Re: Mismatch between CSS and web-platform-tests semantics for reftests

On 20/08/14 01:22, Peter Linss wrote:

>> Are these features something that any actual implementation is 
>> running? As far as I can tell from the documentation, Mozilla 
>> reftests don't support this feature, and I guess from Dirke's 
>> response that Blink/WebKit reftests don't either. That doesn't 
>> cover all possible implementations of course.
> 
> I'm actually in the middle of a big cleanup of our test harness and
> it will support this feature when I'm done (so far we haven't been
> able to represent the situation in our manifest files properly, I'm
> fixing that too).

So I was looking at adding this to web-platform-tests and the current
design adds some non-trivial complexity. As background,
web-platform-tests uses a script to auto-generate a manifest file with
the test files themselves being the only required input. This is
rather slow, since it involves actually parsing the *ML files and
inspecting their DOM. Therefore it is important to be able to perform
incremental updates.

Currently it is always possible to examine a single file and determine
what type of thing it represents (script test, reftest, manual test,
helper file, etc.). For example reftests are identified as files with
a <link rel=[mis]match> element. Since (unlike in CSS) tests in
general are not required to contain any extra metadata, allowing
references to link to other references introduces a problem because
determining whether a file is a reference or a test now requires
examining the entire chain, not just one file.

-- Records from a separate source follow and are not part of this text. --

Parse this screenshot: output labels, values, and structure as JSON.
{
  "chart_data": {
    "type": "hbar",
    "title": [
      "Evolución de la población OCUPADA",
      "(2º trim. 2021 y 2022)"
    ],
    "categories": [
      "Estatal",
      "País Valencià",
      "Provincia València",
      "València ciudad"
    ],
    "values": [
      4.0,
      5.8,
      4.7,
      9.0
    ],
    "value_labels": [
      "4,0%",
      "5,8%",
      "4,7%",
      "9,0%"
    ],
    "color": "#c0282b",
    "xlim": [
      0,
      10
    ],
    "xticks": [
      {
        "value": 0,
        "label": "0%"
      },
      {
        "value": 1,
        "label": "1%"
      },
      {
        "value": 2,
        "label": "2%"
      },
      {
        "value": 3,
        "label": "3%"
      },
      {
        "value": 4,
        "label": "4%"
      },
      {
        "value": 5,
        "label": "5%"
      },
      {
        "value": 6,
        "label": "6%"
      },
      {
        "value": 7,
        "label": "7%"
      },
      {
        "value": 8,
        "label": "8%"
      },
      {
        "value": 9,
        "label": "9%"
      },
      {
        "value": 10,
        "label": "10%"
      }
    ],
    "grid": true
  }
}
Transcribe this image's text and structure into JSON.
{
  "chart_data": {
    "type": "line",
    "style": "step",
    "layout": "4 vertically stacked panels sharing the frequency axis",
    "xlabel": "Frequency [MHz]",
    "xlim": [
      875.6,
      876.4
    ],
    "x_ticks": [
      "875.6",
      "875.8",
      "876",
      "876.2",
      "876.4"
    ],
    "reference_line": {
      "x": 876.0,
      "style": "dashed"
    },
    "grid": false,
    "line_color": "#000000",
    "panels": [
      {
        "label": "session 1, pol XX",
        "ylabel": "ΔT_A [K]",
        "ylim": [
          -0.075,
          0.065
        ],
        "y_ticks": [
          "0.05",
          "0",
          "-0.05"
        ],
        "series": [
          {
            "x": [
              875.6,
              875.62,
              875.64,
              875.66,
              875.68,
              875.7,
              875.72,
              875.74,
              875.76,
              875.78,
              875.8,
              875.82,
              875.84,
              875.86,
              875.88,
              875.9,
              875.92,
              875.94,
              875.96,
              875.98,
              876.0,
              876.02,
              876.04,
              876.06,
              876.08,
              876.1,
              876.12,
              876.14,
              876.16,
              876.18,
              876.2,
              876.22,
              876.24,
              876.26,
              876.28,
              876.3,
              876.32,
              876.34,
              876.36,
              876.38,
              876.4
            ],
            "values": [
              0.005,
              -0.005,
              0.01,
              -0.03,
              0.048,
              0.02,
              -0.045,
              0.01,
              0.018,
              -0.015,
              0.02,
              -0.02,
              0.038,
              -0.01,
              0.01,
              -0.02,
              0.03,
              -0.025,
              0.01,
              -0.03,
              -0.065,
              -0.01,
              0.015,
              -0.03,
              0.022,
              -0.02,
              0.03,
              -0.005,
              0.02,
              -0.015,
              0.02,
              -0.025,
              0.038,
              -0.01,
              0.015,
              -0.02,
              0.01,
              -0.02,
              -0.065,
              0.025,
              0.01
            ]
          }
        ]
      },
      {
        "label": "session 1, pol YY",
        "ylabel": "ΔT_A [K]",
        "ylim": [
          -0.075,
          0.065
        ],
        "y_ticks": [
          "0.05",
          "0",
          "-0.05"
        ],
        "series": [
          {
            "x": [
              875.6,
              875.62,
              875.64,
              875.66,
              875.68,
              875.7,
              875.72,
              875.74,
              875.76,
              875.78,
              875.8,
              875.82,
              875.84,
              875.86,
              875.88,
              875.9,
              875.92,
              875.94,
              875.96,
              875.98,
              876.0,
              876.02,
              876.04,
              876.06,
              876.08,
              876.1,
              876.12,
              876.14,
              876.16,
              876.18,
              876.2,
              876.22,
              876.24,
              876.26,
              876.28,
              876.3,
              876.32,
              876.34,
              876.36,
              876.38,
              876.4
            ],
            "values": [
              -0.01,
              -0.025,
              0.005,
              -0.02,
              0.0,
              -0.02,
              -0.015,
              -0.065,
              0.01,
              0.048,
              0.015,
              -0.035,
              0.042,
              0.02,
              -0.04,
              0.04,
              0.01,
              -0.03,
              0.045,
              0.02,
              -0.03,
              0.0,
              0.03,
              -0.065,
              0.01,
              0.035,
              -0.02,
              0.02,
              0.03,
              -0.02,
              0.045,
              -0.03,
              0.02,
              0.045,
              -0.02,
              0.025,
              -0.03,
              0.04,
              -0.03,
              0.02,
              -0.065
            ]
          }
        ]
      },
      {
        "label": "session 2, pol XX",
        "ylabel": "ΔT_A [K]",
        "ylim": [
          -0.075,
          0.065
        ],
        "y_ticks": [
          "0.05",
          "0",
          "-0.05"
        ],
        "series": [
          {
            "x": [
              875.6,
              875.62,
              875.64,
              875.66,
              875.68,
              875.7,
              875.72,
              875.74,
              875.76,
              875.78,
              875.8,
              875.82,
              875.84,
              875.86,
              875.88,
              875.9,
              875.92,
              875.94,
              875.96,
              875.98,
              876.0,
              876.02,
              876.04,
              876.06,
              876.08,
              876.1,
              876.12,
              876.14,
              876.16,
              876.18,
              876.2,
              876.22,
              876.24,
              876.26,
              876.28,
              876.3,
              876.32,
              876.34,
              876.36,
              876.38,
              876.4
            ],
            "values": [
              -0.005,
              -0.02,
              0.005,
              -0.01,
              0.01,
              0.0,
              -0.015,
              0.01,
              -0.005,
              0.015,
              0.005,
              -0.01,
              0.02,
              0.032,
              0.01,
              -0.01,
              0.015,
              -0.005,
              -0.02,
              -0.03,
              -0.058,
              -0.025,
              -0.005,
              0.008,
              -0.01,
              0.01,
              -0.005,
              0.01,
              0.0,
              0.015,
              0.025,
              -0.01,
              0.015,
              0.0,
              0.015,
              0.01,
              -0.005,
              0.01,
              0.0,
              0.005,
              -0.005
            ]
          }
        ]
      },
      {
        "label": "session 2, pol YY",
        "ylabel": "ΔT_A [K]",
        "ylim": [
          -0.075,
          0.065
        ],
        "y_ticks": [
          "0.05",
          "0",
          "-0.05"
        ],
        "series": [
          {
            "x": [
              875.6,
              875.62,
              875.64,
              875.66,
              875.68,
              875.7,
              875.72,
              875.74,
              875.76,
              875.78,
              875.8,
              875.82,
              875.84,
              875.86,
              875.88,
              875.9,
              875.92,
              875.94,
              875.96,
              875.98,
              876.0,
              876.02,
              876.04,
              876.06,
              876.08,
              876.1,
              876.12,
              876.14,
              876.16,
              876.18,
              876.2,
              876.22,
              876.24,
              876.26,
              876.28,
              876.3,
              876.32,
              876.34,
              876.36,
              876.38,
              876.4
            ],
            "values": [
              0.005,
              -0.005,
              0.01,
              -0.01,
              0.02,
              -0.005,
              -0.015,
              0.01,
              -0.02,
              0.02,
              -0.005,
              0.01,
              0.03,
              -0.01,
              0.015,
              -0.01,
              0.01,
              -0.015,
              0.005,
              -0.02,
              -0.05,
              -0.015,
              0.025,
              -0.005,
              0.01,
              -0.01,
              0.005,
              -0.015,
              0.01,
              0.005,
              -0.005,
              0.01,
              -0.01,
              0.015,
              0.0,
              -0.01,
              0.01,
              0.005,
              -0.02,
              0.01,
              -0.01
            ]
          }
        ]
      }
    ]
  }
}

Obviously this isn't impossible to implement. It's just more
complicated than anything else in the manifest generation, all in
order to support a rarely-used feature. Are the benefits of the
approach where the data is distributed across many files really great
enough, compared to an alternate design where we put all the data
about the references in the test itself, to justify the extra
implementation burden? As far as I can tell the main benefit is that
if two tests share the same reference they get the same full chain of
references automatically rather than having to copy between files.